Bank of America Merrill Lynch resumes coverage of Credit Suisse Group AG (ADR) (NYSE:CS) with a new PO of CHF17: Including cash dividends, this gives total returns of >35%, on BAML's estimates. Trading at 0.8x NAV for 2019e RoNAV of >9% and 8.0x 2019e EPS, the firm rates CS a Buy, preferring it to Underperform-rated Deutsche Bank where it calculates -13% downside. On these multiples, CS shares are trading at a 20% discount to the sector vs an in line post-crisis average, which BAML thinks is unwarranted. The firm views CS as a rerating story: it expects it to deliver improving reported earnings through lower litigation charges, a smaller drag from non-core units and better underlying earnings. In the firm's view, operational leverage is vital to capture the benefit of advisor headcount and capital increases in wealth divisions and BAML takes comfort in the progress delivered in a strong 1Q17.

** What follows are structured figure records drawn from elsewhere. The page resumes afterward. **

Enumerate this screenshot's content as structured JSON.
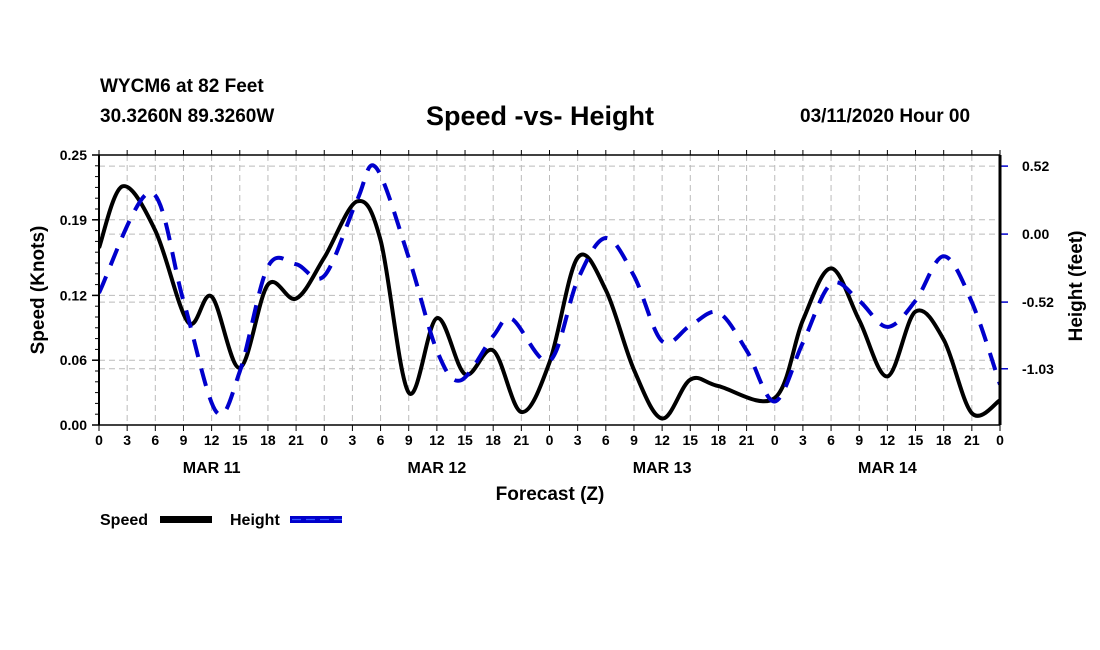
{
  "header": {
    "station": "WYCM6 at 82 Feet",
    "coords": "30.3260N 89.3260W",
    "title": "Speed -vs- Height",
    "datetime": "03/11/2020 Hour 00"
  },
  "chart_data": {
    "type": "line",
    "title": "Speed -vs- Height",
    "xlabel": "Forecast (Z)",
    "ylabel": "Speed (Knots)",
    "y2label": "Height (feet)",
    "xlim_hours": [
      0,
      96
    ],
    "x_tick_labels": [
      "0",
      "3",
      "6",
      "9",
      "12",
      "15",
      "18",
      "21",
      "0",
      "3",
      "6",
      "9",
      "12",
      "15",
      "18",
      "21",
      "0",
      "3",
      "6",
      "9",
      "12",
      "15",
      "18",
      "21",
      "0",
      "3",
      "6",
      "9",
      "12",
      "15",
      "18",
      "21",
      "0"
    ],
    "date_labels": [
      {
        "label": "MAR 11",
        "center_hour": 12
      },
      {
        "label": "MAR 12",
        "center_hour": 36
      },
      {
        "label": "MAR 13",
        "center_hour": 60
      },
      {
        "label": "MAR 14",
        "center_hour": 84
      }
    ],
    "ylim": [
      0,
      0.25
    ],
    "y_ticks": [
      0.0,
      0.06,
      0.12,
      0.19,
      0.25
    ],
    "y_tick_labels": [
      "0.00",
      "0.06",
      "0.12",
      "0.19",
      "0.25"
    ],
    "y2lim": [
      -1.46,
      0.605
    ],
    "y2_ticks": [
      0.52,
      0.0,
      -0.52,
      -1.03
    ],
    "y2_tick_labels": [
      "0.52",
      "0.00",
      "-0.52",
      "-1.03"
    ],
    "grid": true,
    "legend_position": "bottom-left",
    "series": [
      {
        "name": "Speed",
        "axis": "left",
        "color": "#000000",
        "style": "solid",
        "x": [
          0,
          2.5,
          6,
          9.5,
          12,
          15,
          18,
          21,
          24,
          27.5,
          30,
          33,
          36,
          39,
          42,
          45,
          48,
          51,
          54,
          57,
          60,
          63,
          66,
          72,
          75,
          78,
          81,
          84,
          87,
          90,
          93,
          96
        ],
        "values": [
          0.164,
          0.221,
          0.18,
          0.095,
          0.119,
          0.053,
          0.13,
          0.117,
          0.155,
          0.207,
          0.171,
          0.03,
          0.099,
          0.047,
          0.069,
          0.012,
          0.058,
          0.155,
          0.125,
          0.051,
          0.006,
          0.042,
          0.036,
          0.025,
          0.097,
          0.145,
          0.097,
          0.045,
          0.105,
          0.079,
          0.011,
          0.023
        ]
      },
      {
        "name": "Height",
        "axis": "right",
        "color": "#0000cc",
        "style": "dashed",
        "x": [
          0,
          5.5,
          9,
          12.5,
          15,
          18,
          21,
          24,
          27.5,
          29.5,
          33,
          36,
          38.5,
          42,
          44,
          48,
          51,
          54,
          57,
          60,
          63,
          66,
          69,
          72,
          75,
          78,
          81,
          84,
          87,
          90,
          93,
          96
        ],
        "values": [
          -0.45,
          0.32,
          -0.51,
          -1.36,
          -1.05,
          -0.25,
          -0.23,
          -0.32,
          0.26,
          0.51,
          -0.18,
          -0.89,
          -1.12,
          -0.78,
          -0.65,
          -0.97,
          -0.35,
          -0.03,
          -0.32,
          -0.82,
          -0.7,
          -0.6,
          -0.89,
          -1.28,
          -0.83,
          -0.38,
          -0.51,
          -0.71,
          -0.51,
          -0.17,
          -0.52,
          -1.15
        ]
      }
    ]
  },
  "legend": {
    "speed_label": "Speed",
    "height_label": "Height"
  }
}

Capital is now at a good level (>13% RWA and >3.8% leverage) and on the current CET1/leverage constraint, Credit Suisse has moved ahead of its Swiss peer, UBS, for the first time. The firm expects CS to be well above the 10% minimum CET1 ratio even after a fully-loaded Basel 4, with scope to boost ratios further in the event of mitigating actions. In 1Q17 bank delivered the operational leverage BAML estimated with group revenues up CHF1.0bn and costs down CHF0.2bn.
In BAML's view, Credit Suisse needs to show that 1Q17 is the start of a turnaround in reported earnings and in organic capital ratio and balance sheet growth, which may take time. The firm's new forecasts show significant earnings recovery and are 9% ahead of consensus. However, BAML's forecasts are also 20% below management targets and imply significant upside potential if management were to succeed. The firm notes upside risk from the medium/long-term dividend story could crystallise once Basel 4 effects are known, making it even more compelling for longer term investors.